Very definitely. The objects that will inhabit a museum have a great impact on what the design is going to be like. A decorative arts museum is very different from a museum of Impressionist paintings. It's almost an entirely different programme. Take the Louvre: that's an encyclopaedic museum, a museum that has everything in it; that is very different from a museum such as the one I am doing in Athens.

Do you believe that works of art should be presented in simulacra of their original contexts, or that they can be transplanted and retain their aesthetic integrity?

They have to be transplanted. How can it be any other way? A painting comes out of a palace. You can't design a palace!

Do you regard yourself as a modernist?

What else can I say? Architecture and life are so closely related. My work is to express the time in which I live and work. And if that's the definition of being modern, yes, I am a modernist.

Do you include works of art within your designs?

When I can, I do.

Were the Calder stabile at MIT and the Calder mobile in the National Gallery of Washington parts of the original plans for those projects?

Yes. It is very appropriate, particularly for an art museum, to inhabit a space with works of art of a particular scale. If you put a tiny little sculpture in a big space it would be lost. I choose certain art not only because I like the work of that artist, but also because I want to make sure that the scale of the object is appropriate for the space in which I want to put it. Carter Brown, then director of the National Gallery, and I knew that a Calder mobile would be ideal in the atrium of the East Building and we determined its size. Calder himself said, “You know the space better than I do”, but obviously we had to get his approval.
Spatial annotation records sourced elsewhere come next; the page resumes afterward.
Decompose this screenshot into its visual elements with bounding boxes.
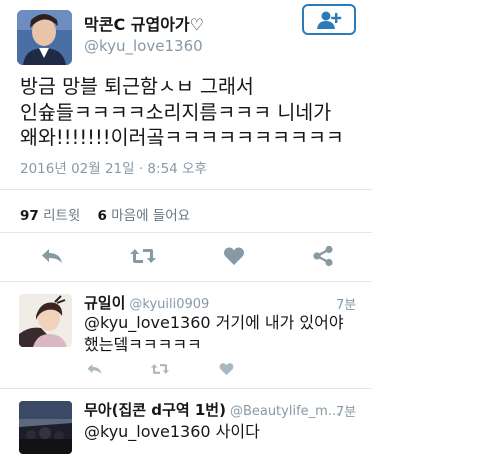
reply-text: @kyu_love1360 사이다 bbox=[84, 421, 260, 443]
reply-handle: @kyuili0909 bbox=[129, 297, 210, 312]
reply-button[interactable] bbox=[37, 243, 67, 269]
retweet-icon bbox=[150, 364, 170, 374]
divider bbox=[0, 281, 372, 282]
reply-handle: @Beautylife_m... bbox=[229, 404, 341, 419]
tweet-text-line: 방금 망블 퇴근함ㅅㅂ 그래서 bbox=[20, 75, 254, 98]
reply-reply-button[interactable] bbox=[83, 360, 105, 378]
reply-text: @kyu_love1360 거기에 내가 있어야 했는뎈ㅋㅋㅋㅋㅋ bbox=[84, 312, 344, 356]
retweet-icon bbox=[130, 249, 156, 263]
reply-time[interactable]: 7분 bbox=[336, 401, 356, 420]
reply-like-button[interactable] bbox=[215, 360, 237, 378]
heart-icon bbox=[223, 247, 245, 265]
reply-icon bbox=[87, 364, 101, 374]
divider bbox=[0, 189, 372, 190]
divider bbox=[0, 232, 372, 233]
follow-button[interactable] bbox=[302, 4, 356, 35]
like-label: 마음에 들어요 bbox=[111, 208, 191, 224]
reply-icon bbox=[42, 249, 62, 263]
reply-text-line: @kyu_love1360 사이다 bbox=[84, 422, 260, 441]
author-name[interactable]: 막콘C 규엽아가♡ bbox=[84, 11, 204, 35]
share-icon bbox=[313, 245, 333, 267]
tweet-text: 방금 망블 퇴근함ㅅㅂ 그래서 인슢들ㅋㅋㅋㅋ소리지름ㅋㅋㅋ 니네가 왜와!!!… bbox=[20, 74, 460, 151]
reply-name: 무아(집콘 d구역 1번) bbox=[84, 401, 226, 419]
reply-author[interactable]: 무아(집콘 d구역 1번) @Beautylife_m... bbox=[84, 399, 340, 420]
reply-retweet-button[interactable] bbox=[149, 360, 171, 378]
author-handle[interactable]: @kyu_love1360 bbox=[84, 37, 203, 55]
tweet-stats: 97 리트윗 6 마음에 들어요 bbox=[20, 204, 190, 224]
retweet-stat[interactable]: 97 리트윗 bbox=[20, 208, 80, 224]
share-button[interactable] bbox=[308, 243, 338, 269]
author-avatar[interactable] bbox=[17, 10, 72, 65]
retweet-count: 97 bbox=[20, 208, 39, 224]
tweet-timestamp[interactable]: 2016년 02월 21일 · 8:54 오후 bbox=[20, 157, 207, 177]
heart-icon bbox=[219, 363, 233, 376]
reply-name: 규일이 bbox=[84, 294, 126, 312]
like-stat[interactable]: 6 마음에 들어요 bbox=[98, 208, 191, 224]
reply-avatar[interactable] bbox=[19, 401, 72, 454]
reply-time[interactable]: 7분 bbox=[336, 294, 356, 313]
retweet-label: 리트윗 bbox=[43, 208, 81, 224]
tweet-text-line: 왜와!!!!!!!이러곸ㅋㅋㅋㅋㅋㅋㅋㅋㅋㅋ bbox=[20, 126, 344, 149]
follow-icon bbox=[317, 11, 342, 29]
like-button[interactable] bbox=[219, 243, 249, 269]
reply-avatar[interactable] bbox=[19, 294, 72, 347]
divider bbox=[0, 388, 372, 389]
tweet-text-line: 인슢들ㅋㅋㅋㅋ소리지름ㅋㅋㅋ 니네가 bbox=[20, 100, 332, 124]
reply-text-line: @kyu_love1360 거기에 내가 있어야 bbox=[84, 313, 344, 332]
reply-author[interactable]: 규일이 @kyuili0909 bbox=[84, 292, 209, 313]
like-count: 6 bbox=[97, 208, 107, 224]
retweet-button[interactable] bbox=[128, 243, 158, 269]
reply-text-line: 했는뎈ㅋㅋㅋㅋㅋ bbox=[84, 335, 202, 354]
Henry Moore and I talked for a long time before we arrived at the right size for his sculpture near the arch I built in front of the library in Columbus, Indiana. Ideally the artist and the architect should work together on a piece that is put permanently within a work of architecture. Then it is no longer collecting but making that work of art play a role in a space which is architecture itself.
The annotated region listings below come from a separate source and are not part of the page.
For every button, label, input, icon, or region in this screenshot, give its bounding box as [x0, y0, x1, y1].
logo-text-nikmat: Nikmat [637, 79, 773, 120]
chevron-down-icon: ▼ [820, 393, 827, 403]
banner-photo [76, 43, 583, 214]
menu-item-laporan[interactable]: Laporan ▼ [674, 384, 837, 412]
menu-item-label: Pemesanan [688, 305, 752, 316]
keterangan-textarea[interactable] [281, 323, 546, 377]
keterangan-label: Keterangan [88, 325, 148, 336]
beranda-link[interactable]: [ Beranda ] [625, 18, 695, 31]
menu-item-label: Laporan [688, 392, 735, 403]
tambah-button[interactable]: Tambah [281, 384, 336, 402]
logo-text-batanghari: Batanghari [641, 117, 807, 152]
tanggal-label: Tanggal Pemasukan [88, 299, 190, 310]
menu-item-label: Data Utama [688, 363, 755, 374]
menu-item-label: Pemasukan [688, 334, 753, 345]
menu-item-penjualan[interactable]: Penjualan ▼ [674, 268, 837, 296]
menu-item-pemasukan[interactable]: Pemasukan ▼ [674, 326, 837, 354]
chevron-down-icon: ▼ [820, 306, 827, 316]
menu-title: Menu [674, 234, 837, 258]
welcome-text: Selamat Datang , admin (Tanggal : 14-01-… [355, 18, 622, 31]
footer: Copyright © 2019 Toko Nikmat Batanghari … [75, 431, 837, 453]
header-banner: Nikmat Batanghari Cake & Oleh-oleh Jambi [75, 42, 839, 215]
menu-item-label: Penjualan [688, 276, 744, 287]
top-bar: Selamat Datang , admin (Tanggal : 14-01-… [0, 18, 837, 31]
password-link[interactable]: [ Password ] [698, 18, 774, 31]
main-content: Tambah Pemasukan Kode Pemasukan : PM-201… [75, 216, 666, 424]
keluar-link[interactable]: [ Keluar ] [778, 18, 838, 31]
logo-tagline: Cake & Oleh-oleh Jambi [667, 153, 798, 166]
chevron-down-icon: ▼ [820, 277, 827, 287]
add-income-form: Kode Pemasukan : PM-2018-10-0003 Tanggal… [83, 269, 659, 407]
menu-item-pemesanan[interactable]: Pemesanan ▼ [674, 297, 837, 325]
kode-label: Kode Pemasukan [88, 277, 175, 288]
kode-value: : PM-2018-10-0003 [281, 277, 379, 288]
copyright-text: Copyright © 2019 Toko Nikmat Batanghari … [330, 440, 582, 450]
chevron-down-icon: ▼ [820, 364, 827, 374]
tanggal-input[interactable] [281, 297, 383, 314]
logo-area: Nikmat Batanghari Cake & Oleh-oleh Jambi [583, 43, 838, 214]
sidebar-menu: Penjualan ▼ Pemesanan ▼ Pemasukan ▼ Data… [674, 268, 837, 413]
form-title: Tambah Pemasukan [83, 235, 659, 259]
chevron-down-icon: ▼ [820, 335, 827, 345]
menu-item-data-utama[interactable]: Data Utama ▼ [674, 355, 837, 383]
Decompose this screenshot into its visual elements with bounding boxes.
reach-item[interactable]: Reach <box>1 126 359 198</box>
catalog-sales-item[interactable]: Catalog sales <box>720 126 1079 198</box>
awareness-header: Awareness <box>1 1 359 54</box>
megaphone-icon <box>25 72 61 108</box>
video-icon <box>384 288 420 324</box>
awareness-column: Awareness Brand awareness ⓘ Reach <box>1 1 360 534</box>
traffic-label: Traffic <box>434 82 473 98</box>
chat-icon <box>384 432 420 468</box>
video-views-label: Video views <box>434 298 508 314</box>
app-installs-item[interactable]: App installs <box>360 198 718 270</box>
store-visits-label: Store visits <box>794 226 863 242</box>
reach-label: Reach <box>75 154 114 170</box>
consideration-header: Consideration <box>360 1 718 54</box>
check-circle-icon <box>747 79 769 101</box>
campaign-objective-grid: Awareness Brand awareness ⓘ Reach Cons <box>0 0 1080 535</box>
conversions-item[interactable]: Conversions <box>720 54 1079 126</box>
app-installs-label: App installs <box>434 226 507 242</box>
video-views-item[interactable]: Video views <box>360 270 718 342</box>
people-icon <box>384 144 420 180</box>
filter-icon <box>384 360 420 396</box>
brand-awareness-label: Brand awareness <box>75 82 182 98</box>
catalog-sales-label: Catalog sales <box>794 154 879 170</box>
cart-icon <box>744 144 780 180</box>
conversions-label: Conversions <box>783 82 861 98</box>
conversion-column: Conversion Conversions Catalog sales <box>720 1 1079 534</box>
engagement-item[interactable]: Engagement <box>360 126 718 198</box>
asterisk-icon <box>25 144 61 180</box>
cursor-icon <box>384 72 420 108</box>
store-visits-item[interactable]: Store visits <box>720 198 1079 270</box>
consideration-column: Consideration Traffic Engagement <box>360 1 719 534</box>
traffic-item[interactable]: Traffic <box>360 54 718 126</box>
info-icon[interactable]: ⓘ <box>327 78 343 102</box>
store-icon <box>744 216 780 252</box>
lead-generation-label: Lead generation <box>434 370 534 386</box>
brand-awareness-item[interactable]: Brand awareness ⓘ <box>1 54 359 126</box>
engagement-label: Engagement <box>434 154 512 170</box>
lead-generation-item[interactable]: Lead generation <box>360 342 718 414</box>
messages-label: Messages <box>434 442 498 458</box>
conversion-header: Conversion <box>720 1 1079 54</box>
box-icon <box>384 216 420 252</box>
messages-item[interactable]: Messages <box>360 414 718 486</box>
You recently retired from the firm you founded. What is your role in the company now?

I continue to finish those three or four projects that I had begun when I retired in 1990. But at the same time, I felt that after my retirement I could enter into another phase of my practice. I'm taking on small projects that interest me, which I couldn't when I was part of the firm,. when I had to keep a very large organisation active. Small projects like the Athens museum.